Examples like Enron only confirm these disconnects. Anyone who actually looked up Enron's financial statements, and actually researched all the attached notes, and reviewed Enron's publicly filed tax returns, responded with "Wtf is going on here. All this "revenue" isn't real revenue, it's inter-company fake sales." And the irony is that all this information WAS available - a shareholder only had to sift through what was in front of his nose.
The issue with Enron was that the market (again, a bunch of crazy people who act irrationally) decided Enron was a darling stock. It was a feel-good entity. People
wanted it to do well. But feelings and emotion aren't a replacement for underlying asset value. At some point, someone like Synergy looks at the statements of Enron, goes "Wtf. This thing stinks" and starts spreading the word. Eventually (and it can take a long time) the markets wise up and bail, and Enron collapses.
This same cycle played out in 2008, with CDO obligations. The information was there, but very few people looked at the writing on the wall.
There really isn't anything magical that a person can do when it comes to investing. Just make sure a person is educated on simple things like how to read a financial statement. How to make sense of a cash flow statement. Make the connection between tonnes of debt on the balance sheet, vs no interest being paid on that debt (likely means payments are being deferred, and there's gonna be huuuuuge repayments in the future. Is the company even able to make these payments?) It's a simple matter of reviewing what's in front of you, and connecting the dots, whether it's a big public company, or a small hardware store in a small town. A good business is a good business, bottom line.
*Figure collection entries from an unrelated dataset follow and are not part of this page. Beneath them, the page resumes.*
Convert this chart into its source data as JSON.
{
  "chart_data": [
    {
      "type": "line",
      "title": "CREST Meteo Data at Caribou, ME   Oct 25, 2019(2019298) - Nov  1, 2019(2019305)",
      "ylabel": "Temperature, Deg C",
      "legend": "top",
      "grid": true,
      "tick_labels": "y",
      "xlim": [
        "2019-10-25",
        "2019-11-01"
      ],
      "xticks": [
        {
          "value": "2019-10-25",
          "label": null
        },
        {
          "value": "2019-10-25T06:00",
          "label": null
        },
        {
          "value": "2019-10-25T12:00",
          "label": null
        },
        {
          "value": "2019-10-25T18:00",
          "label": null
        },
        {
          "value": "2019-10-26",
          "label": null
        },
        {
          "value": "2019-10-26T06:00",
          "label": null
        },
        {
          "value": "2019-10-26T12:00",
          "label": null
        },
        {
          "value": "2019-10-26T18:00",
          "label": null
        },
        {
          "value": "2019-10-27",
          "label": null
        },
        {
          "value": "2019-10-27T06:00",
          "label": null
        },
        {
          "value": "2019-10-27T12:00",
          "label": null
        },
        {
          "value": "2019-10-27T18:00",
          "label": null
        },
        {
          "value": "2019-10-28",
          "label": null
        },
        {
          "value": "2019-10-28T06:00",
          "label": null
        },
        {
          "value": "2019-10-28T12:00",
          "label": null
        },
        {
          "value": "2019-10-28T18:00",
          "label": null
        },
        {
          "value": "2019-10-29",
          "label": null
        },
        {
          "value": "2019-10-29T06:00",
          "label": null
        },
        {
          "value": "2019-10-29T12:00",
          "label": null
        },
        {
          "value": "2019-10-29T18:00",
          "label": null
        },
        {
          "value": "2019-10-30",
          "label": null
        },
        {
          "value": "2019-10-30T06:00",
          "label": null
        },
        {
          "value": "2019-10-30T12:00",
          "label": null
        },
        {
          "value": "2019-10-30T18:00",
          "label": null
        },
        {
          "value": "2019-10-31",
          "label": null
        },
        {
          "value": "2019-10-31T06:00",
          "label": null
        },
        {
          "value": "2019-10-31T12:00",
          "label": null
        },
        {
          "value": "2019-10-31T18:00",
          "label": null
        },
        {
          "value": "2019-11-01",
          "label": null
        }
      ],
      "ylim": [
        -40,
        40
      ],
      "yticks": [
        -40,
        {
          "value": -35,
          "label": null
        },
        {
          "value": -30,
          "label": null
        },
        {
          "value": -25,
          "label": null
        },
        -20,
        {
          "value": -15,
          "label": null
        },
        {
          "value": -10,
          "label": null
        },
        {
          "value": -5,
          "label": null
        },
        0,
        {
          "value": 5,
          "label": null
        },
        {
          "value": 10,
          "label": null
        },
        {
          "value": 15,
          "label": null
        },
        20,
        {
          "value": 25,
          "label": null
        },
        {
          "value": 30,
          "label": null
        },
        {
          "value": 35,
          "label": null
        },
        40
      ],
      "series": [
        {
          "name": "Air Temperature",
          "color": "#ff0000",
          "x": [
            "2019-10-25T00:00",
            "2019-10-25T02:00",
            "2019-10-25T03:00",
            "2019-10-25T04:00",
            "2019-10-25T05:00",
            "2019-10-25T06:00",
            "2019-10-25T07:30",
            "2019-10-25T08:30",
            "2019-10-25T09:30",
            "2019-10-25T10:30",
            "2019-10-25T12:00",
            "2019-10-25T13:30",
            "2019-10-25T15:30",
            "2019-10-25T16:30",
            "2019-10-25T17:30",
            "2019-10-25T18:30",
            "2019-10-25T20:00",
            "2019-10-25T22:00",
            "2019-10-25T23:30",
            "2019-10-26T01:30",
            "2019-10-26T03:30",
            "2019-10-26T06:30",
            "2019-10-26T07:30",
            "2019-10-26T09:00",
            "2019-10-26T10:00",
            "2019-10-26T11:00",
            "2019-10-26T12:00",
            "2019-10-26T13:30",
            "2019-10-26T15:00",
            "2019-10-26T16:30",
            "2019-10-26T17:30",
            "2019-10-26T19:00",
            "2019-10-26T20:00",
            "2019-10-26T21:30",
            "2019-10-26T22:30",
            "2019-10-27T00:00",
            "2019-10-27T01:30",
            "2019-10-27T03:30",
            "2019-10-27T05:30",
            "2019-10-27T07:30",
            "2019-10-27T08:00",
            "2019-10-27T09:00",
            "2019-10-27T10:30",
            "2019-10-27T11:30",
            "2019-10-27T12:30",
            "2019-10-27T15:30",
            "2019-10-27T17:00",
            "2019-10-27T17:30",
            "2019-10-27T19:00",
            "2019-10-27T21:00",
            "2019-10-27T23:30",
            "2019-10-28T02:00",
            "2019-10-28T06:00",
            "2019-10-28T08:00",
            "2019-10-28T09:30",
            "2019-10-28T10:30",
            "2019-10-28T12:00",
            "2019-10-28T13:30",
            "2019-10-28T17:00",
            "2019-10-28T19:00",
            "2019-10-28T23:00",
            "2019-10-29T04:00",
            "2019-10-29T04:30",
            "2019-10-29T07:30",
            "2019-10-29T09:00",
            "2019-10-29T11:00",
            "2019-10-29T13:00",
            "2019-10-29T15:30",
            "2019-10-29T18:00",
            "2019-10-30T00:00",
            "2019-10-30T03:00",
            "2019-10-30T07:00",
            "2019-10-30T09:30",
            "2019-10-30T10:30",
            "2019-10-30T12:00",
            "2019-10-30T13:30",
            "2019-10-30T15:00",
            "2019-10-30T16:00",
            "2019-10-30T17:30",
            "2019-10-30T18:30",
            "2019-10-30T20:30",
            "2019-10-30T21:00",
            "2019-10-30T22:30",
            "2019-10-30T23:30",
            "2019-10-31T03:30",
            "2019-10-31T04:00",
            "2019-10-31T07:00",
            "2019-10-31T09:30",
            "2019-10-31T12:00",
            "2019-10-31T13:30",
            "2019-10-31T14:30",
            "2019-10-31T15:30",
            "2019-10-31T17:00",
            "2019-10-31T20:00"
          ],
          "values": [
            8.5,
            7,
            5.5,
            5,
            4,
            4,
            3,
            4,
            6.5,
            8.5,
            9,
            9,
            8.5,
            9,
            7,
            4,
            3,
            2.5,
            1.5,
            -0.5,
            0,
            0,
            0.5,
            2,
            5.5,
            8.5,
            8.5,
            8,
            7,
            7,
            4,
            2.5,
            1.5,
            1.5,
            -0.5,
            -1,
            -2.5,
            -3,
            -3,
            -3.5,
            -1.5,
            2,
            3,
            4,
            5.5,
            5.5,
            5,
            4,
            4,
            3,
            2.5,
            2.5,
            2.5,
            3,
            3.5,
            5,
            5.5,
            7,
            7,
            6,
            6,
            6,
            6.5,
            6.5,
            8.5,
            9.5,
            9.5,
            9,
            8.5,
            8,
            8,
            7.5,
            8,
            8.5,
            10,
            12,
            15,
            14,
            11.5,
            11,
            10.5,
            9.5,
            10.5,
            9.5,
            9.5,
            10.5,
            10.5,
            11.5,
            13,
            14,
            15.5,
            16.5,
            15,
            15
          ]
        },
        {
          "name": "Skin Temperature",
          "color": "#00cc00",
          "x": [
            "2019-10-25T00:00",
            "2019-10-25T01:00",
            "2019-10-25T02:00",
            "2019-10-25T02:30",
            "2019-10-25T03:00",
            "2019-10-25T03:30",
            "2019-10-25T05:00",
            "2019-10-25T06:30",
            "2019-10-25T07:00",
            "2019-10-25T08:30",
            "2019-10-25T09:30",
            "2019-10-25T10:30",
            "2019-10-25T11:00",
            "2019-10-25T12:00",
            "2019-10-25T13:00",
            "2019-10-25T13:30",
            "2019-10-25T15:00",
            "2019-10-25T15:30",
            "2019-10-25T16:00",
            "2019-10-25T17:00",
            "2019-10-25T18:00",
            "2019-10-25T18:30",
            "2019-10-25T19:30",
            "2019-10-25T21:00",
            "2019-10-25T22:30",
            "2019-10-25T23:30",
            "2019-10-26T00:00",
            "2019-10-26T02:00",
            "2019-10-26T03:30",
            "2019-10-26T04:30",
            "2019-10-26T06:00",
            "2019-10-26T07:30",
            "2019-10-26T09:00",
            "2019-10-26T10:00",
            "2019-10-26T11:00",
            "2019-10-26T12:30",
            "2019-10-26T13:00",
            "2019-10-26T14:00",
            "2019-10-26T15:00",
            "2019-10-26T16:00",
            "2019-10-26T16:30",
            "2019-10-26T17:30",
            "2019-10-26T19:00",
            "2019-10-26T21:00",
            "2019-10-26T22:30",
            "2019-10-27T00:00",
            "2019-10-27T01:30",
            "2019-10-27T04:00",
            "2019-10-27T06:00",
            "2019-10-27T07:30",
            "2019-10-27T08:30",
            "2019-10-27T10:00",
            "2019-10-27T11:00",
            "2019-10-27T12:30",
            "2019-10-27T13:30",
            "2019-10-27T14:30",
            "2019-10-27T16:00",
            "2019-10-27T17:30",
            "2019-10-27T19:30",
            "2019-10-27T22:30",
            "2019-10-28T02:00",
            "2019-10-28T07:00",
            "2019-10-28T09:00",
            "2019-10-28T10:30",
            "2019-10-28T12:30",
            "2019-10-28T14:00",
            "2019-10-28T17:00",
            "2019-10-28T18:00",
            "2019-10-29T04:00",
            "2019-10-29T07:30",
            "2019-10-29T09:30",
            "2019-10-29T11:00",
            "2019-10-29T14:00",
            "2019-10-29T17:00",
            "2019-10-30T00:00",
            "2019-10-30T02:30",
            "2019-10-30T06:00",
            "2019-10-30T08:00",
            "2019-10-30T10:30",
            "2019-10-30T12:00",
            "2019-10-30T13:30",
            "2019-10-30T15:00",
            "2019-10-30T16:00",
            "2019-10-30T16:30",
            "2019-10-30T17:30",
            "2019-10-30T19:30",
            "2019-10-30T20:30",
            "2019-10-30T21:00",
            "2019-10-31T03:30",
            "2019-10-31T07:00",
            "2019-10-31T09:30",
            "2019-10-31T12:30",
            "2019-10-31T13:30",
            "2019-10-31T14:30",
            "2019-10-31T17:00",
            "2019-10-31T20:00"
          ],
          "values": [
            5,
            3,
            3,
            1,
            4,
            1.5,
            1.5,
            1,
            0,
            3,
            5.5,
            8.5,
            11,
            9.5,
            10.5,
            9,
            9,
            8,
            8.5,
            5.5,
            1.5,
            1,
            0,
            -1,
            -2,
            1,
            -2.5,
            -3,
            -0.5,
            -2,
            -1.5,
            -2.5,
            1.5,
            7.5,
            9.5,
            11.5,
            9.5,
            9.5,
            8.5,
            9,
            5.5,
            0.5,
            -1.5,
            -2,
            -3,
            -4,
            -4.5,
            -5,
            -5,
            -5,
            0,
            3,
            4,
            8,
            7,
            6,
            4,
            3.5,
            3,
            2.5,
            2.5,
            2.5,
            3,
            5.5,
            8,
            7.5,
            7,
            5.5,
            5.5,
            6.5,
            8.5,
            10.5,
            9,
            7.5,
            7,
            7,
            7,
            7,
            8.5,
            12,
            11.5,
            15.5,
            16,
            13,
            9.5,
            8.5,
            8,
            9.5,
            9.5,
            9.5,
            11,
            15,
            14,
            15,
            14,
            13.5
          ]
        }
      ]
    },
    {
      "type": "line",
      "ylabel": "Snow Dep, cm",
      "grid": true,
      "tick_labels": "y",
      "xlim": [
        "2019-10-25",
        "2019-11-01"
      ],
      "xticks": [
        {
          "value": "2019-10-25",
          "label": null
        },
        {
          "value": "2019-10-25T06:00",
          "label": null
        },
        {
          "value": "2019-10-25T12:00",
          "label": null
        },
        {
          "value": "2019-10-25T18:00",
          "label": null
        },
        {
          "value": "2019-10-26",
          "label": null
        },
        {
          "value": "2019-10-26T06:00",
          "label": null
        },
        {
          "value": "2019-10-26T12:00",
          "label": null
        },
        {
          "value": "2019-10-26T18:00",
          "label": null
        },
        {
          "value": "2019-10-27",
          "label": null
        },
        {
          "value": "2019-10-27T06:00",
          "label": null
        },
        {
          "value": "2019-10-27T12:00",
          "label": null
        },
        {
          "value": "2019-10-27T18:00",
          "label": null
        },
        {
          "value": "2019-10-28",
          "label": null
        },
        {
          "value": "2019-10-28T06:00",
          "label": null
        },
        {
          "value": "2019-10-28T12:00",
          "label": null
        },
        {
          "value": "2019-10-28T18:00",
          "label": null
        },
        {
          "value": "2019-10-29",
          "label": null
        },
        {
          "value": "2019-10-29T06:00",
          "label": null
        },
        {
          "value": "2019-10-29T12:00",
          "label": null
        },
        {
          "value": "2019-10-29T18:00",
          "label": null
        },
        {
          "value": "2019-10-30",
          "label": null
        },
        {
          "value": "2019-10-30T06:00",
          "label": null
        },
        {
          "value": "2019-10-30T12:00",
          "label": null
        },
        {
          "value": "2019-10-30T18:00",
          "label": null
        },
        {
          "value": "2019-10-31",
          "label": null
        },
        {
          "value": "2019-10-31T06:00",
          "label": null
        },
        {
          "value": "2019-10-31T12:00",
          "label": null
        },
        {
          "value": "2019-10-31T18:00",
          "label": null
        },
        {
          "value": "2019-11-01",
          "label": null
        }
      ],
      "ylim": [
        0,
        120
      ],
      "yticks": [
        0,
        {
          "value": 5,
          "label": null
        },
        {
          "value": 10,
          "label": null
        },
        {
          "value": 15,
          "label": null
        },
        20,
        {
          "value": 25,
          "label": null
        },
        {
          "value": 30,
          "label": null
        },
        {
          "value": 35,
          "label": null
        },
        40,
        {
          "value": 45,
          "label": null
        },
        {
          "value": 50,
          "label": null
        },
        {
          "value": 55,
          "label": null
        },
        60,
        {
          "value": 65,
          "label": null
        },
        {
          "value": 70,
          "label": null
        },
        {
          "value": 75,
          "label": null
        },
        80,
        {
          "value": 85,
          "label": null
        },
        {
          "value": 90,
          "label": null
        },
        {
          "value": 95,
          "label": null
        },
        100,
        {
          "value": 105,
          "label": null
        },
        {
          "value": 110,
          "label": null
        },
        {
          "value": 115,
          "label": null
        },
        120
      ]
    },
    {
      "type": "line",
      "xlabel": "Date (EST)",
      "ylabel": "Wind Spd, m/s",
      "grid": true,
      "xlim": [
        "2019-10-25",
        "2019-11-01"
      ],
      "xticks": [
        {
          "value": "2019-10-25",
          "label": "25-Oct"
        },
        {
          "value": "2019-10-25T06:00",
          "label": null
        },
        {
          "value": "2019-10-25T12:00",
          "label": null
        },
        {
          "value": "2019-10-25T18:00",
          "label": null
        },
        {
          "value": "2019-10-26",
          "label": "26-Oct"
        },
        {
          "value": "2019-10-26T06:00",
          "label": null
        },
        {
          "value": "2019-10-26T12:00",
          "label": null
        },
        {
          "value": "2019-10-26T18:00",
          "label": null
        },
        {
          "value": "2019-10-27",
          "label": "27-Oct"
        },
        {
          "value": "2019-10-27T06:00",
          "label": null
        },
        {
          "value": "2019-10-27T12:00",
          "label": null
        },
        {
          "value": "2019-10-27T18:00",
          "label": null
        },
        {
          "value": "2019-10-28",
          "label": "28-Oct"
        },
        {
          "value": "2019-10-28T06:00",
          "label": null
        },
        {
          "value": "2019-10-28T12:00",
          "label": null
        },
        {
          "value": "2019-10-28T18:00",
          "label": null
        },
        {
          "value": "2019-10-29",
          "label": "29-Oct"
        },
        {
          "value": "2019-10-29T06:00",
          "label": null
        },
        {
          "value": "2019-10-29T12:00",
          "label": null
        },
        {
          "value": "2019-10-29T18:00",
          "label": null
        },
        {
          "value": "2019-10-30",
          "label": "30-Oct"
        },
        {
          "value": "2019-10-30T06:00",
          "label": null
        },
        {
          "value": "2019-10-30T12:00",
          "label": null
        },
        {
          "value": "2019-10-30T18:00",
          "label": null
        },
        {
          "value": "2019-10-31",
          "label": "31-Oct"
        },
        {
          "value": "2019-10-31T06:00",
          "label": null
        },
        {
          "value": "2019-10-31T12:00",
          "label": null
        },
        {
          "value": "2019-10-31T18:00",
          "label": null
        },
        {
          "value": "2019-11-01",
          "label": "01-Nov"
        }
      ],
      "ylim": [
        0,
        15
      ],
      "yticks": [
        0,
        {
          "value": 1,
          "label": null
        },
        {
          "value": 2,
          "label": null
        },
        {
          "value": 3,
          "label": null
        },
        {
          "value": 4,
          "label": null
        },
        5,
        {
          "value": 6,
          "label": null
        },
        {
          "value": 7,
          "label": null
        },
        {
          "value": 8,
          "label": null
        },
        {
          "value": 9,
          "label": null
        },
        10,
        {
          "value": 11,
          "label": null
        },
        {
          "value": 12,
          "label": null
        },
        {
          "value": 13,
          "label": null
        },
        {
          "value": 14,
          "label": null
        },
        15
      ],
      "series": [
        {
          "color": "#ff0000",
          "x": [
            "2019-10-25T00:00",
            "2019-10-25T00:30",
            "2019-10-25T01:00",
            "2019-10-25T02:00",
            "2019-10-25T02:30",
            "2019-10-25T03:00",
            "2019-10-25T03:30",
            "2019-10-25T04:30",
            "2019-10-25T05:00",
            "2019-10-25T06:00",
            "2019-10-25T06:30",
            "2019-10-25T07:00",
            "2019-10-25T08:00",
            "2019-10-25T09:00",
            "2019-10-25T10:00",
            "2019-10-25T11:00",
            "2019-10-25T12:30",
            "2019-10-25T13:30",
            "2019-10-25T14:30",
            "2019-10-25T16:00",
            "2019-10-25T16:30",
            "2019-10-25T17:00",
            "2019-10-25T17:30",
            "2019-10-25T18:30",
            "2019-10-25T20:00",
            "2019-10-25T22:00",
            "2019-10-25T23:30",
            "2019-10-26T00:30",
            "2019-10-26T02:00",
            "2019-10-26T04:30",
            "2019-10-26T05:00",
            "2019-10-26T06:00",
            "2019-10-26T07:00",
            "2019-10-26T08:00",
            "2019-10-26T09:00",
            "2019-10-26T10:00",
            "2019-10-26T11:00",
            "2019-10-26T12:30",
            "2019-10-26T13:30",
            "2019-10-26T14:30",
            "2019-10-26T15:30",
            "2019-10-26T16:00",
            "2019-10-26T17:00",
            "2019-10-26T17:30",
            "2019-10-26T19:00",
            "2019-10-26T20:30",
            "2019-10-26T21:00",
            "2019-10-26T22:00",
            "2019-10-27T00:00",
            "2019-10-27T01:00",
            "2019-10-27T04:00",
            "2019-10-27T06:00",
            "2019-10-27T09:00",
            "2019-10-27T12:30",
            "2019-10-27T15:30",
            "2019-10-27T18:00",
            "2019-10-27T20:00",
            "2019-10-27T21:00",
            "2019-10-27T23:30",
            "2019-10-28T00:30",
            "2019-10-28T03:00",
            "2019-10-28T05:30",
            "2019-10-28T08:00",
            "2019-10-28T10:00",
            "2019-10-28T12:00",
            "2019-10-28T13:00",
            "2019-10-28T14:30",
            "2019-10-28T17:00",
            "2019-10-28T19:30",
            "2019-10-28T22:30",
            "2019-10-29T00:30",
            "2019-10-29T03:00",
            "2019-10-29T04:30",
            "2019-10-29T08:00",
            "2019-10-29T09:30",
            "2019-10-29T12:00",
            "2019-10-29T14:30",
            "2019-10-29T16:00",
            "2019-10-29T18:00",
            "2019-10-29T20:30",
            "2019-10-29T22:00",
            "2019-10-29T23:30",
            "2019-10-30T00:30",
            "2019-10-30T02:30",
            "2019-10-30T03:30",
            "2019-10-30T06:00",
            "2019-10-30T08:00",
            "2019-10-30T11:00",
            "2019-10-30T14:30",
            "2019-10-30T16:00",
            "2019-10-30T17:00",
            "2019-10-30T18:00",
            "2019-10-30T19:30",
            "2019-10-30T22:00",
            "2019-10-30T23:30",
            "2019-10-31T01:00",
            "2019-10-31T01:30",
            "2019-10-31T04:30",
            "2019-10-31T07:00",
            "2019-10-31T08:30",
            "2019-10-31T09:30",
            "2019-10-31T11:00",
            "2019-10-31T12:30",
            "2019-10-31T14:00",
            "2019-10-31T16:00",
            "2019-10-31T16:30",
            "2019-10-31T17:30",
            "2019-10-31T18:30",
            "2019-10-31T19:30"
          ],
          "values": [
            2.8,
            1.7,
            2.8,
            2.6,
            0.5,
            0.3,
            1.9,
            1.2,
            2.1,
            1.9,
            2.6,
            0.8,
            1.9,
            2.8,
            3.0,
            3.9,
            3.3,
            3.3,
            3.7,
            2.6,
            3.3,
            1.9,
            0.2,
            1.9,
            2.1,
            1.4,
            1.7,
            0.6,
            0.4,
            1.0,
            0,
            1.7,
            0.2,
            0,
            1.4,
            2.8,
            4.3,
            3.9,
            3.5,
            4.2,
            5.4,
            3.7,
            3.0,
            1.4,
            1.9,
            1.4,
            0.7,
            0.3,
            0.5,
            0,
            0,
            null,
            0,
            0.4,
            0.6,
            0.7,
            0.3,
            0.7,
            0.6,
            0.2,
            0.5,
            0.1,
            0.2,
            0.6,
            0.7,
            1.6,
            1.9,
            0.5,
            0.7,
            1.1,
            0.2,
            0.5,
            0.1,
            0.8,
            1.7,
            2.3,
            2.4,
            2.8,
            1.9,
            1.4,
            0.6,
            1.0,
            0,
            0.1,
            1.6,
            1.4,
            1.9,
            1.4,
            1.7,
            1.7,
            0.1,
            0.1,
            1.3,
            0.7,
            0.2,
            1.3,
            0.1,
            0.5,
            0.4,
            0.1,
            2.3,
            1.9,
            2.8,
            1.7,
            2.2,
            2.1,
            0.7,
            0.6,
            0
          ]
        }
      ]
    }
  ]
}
Being able to pick up on good business fundamentals, and connect business value vs. share price, is the difference between a good investor, vs. being a speculator.
synergy1 said:
It didn't but just because the price changes doesn't mean the underlying business has lost anything. This isn't some imaginary hypothesis, its a reality all the time. National Oilwell Varco recorded *higher* than expecte earnings recently and their stock price decreased. Because most people affix price to gain/ loss on the short term...do those people, they have lost money. Because I view price as a guide, this temporary view from the market means nothing to me and I have not lost anything. However the underlying assumption is that the market *will* eventually recognize a good business which is why contrarian value investing is suitable for those who are willing to invest in the business.
Enron was not a good business. They did not make money. No one knew how they did. Nothing about their reporting made any sense. By investing even a penny into the *company* (not the price), the market will eventually recognize a good or bad company...which it did.